Doers of the Word                     
Sunday, August 1
A glass of water

A crowd is being fed by Jesus, and continue looking for him.  For what reason?  He startles them with a catch phrase, “seek rather the food that endures.”

A woman spoke quietly of the death of her father.  He had been a proud man, she said, a man who spent all his work days on a Carolina farm.  He kept holy the Sabbath (Sunday) praising God for life, seed and family.  He is now in the hospital with cancer and the last week of his life added a stroke which left him speechless.  As the family visited his bedside, his eyes would moisten with frustration and grief as he tried in vain to speak to those he loved so dearly.

On his last day alive, the family gathered together: three children, two brothers and a sister.  With strength fading, the father motioned to his son that he wanted a glass of water.  The son brought him a full glass of water, which he held to the mouth of his father.  But the old man pushed the glass away and moved his finger from the glass toward his son, as if to say, “You drink it.”

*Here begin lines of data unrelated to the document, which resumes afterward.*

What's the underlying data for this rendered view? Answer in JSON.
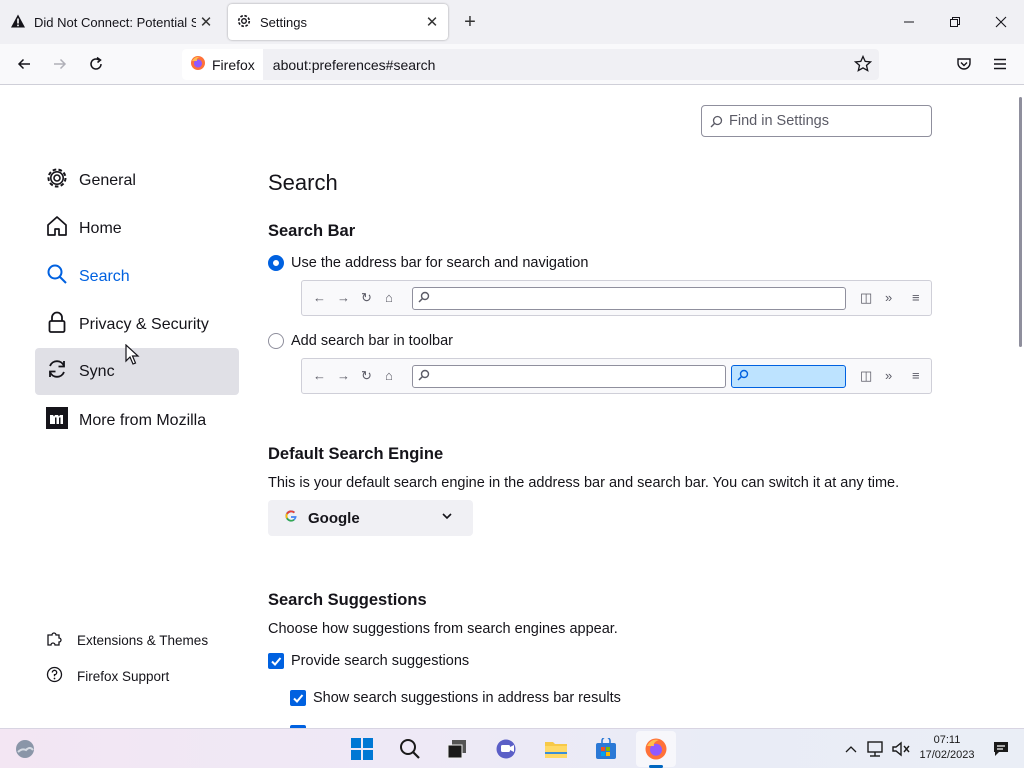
{
  "tabs": [
    {
      "label": "Did Not Connect: Potential Security Issue",
      "icon": "warning-icon"
    },
    {
      "label": "Settings",
      "icon": "gear-icon"
    }
  ],
  "toolbar": {
    "identity_label": "Firefox",
    "url": "about:preferences#search"
  },
  "find": {
    "placeholder": "Find in Settings"
  },
  "sidebar": {
    "categories": [
      {
        "label": "General",
        "icon": "gear-icon"
      },
      {
        "label": "Home",
        "icon": "home-icon"
      },
      {
        "label": "Search",
        "icon": "search-icon"
      },
      {
        "label": "Privacy & Security",
        "icon": "lock-icon"
      },
      {
        "label": "Sync",
        "icon": "sync-icon"
      },
      {
        "label": "More from Mozilla",
        "icon": "mozilla-icon"
      }
    ],
    "footer": [
      {
        "label": "Extensions & Themes",
        "icon": "puzzle-icon"
      },
      {
        "label": "Firefox Support",
        "icon": "help-icon"
      }
    ]
  },
  "main": {
    "title": "Search",
    "search_bar": {
      "heading": "Search Bar",
      "option_address": "Use the address bar for search and navigation",
      "option_toolbar": "Add search bar in toolbar",
      "selected": "address"
    },
    "default_engine": {
      "heading": "Default Search Engine",
      "description": "This is your default search engine in the address bar and search bar. You can switch it at any time.",
      "selected": "Google"
    },
    "suggestions": {
      "heading": "Search Suggestions",
      "description": "Choose how suggestions from search engines appear.",
      "provide": "Provide search suggestions",
      "show_in_address": "Show search suggestions in address bar results"
    }
  },
  "taskbar": {
    "time": "07:11",
    "date": "17/02/2023"
  },
  "colors": {
    "accent": "#0061e0",
    "tab_strip": "#f0f0f4"
  }
}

Surprised, the son lifted the glass to his lips and drank from it, then the father motioned towards his daughter, indicating that she should drink some, too.  Sensing what his father wanted, the son passed the glass to his sister, and she drank.  Now the father pointed toward the other son, and the daughter suddenly saw what was happening.  “My God,” she gasped, “he is serving communion!”  The act remained the same but a whole new level had been reached.

There in the face of death, the father summoned a sacramental water glass to administer the feast of life.  And so, the story becomes not simply a moving account of a father’s death, but a higher revelation of how this man saw his last journey and ultimately how his children saw it.

Now anyone looking through the window of their house would see only some family members having a drink of water.  Perhaps they were thirsty.  But those with spiritual insight would realize that this was no longer a glass of water.  It was a story about Eucharist, the foretaste of the eternal banquet and sign of that man’s faith, hope, and love.

Look beyond surface and image.  It’s not “seeing is believing,” it’s “believing is seeing.”